Quando cheguei em casa, senti-me arrasado. Deitei no sofá, sob tênues luzinhas amarelas e comecei a discutir a episteme das minhas crenças. Logo me veio um lampejo. O problema é a palavra “prova”.
A rigor, “provas” inexistem. Construímos fatos narrativos. Um exemplo: o Brasil perdeu da Alemanha por 7 a 1 na Copa do Mundo de 2014. Mas como provar que isso realmente aconteceu?
Bem, há gravações magnéticas do jogo, a locução do Galvão, depoimentos de pessoas que choraram no Mineirão. Assim como não existe questionamento acerca da existência de Dom Pedro I e de que, de uma forma ou de outra, foi quem declarou a Independência do Brasil. Afinal, há um monte de livros contando essa história.
Agora, se a gente for recorrer ao implacável filtro científico, nada pode ser categorizado como “prova”. Porque “prova” é constatação integral e irrefutável de que um fenômeno seja real.
Porque resta sempre uma dúvida, por menos plausível que seja. A derrota em 2014 pode ser um sonho (meu, seu ou de outro). Pode ter sido implantada em nossas memórias. Pode ter sido uma encenação midiática. Pode ser que nem existam Mineirão, Seleção Brasileira e futebol.
Assim como mentes bem articuladas (corpóreas ou não) podem ter inventado Vasco da Gama, Cabral, Pedro I e Pedro II. Ou pode ser que ninguém tenha concebido nada disso. Seriam, pois, criações do nosso inconsciente coletivo. Ou do seu inconsciente privado e particular, uma quimera que você supõe compartilhar com os demais.
A rigor, não existe prova da existência de elétrons, das plêiades, da matéria escura, da energia escura, da confusa realidade quântica. O que temos são evidências tão fortes e bem estruturadas das quais somente os malucos, desonestos e ignorantes ousam discordar.

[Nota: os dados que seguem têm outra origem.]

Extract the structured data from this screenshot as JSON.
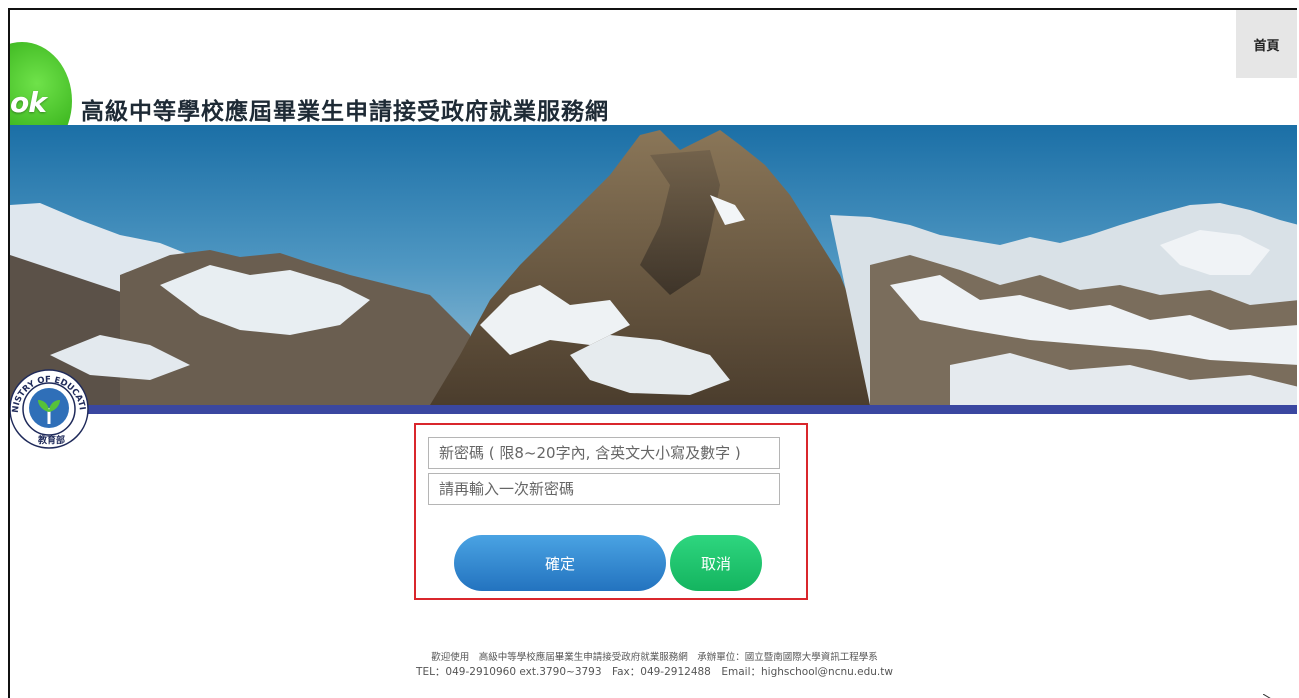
{
  "header": {
    "site_title": "高級中等學校應屆畢業生申請接受政府就業服務網",
    "logo_text": "ok",
    "home_button": "首頁"
  },
  "badge": {
    "text": "MINISTRY OF EDUCATION",
    "chinese": "教育部"
  },
  "form": {
    "new_password_placeholder": "新密碼 ( 限8~20字內, 含英文大小寫及數字 )",
    "confirm_password_placeholder": "請再輸入一次新密碼",
    "new_password_value": "",
    "confirm_password_value": "",
    "confirm_button": "確定",
    "cancel_button": "取消"
  },
  "footer": {
    "line1": "歡迎使用　高級中等學校應屆畢業生申請接受政府就業服務網　承辦單位：國立暨南國際大學資訊工程學系",
    "line2": "TEL：049-2910960 ext.3790~3793　Fax：049-2912488　Email：highschool@ncnu.edu.tw"
  },
  "colors": {
    "accent_blue": "#2a7bc8",
    "accent_green": "#1cc46a",
    "form_border": "#d9262c",
    "banner_stripe": "#3a47a0"
  }
}
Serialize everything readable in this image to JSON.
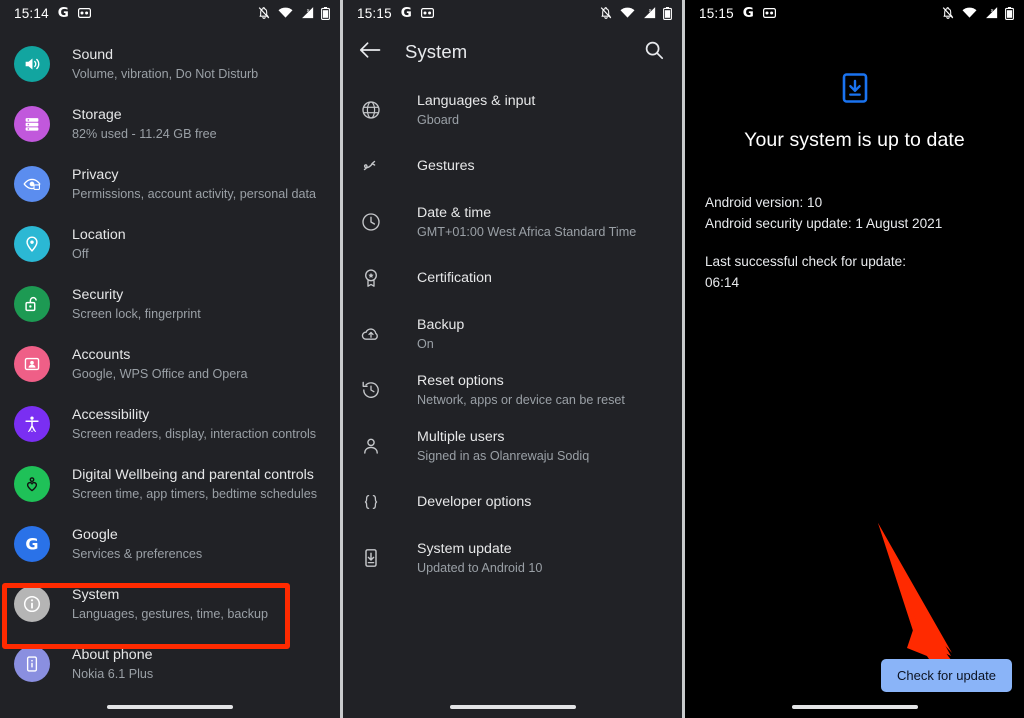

Como muitas das nossas evidências são complexas demais e de cognição indigesta, é natural que as pessoas tendam a refutá-las. É o caso da Teoria da Evolução. Para a mente humana, é mais fácil acreditar no criacionismo, em Adão e Eva, e nesse gênesis de 5 mil anos. É pela facilidade de intelecção, por exemplo, que se propaga a crença dos evangélicos, especialmente os pentecostais.
A rigor, o que temos são, de fato, apenas teorias, mas teorias tão bem fundamentadas que só poderiam expor a verdade.
Categorizações e métodos, contribuições de Aristóteles e Descartes, nos ajudaram a crer em coisas que não vemos, ouvimos ou percebemos pelo tato. Espinosa também ajuda, ao explicar as sensações, que precedem os sentimentos. São automáticas e processadas sem nossa autorização, antes da composição do raciocínio.
Há uma frase fundamental para ancorar a credulidade ontológica: “penso; logo, existo”. Novamente, a realidade está mediada. Ela não é direta nem definitiva. Parto de uma premissa discursiva para confirmar um conceito.
Terminei minha reflexão com a certeza de que é a comunicação e a organização de signos-significados que confere força ou fraqueza à exposição do conjunto de evidências. Nossa semiosfera, hoje, é de ideias em dispersão e distanciamento. Solução: contribuir de pouquinho para um rearranjo das forças de gravitação do bom senso. Demora. Mas cada esforço conta.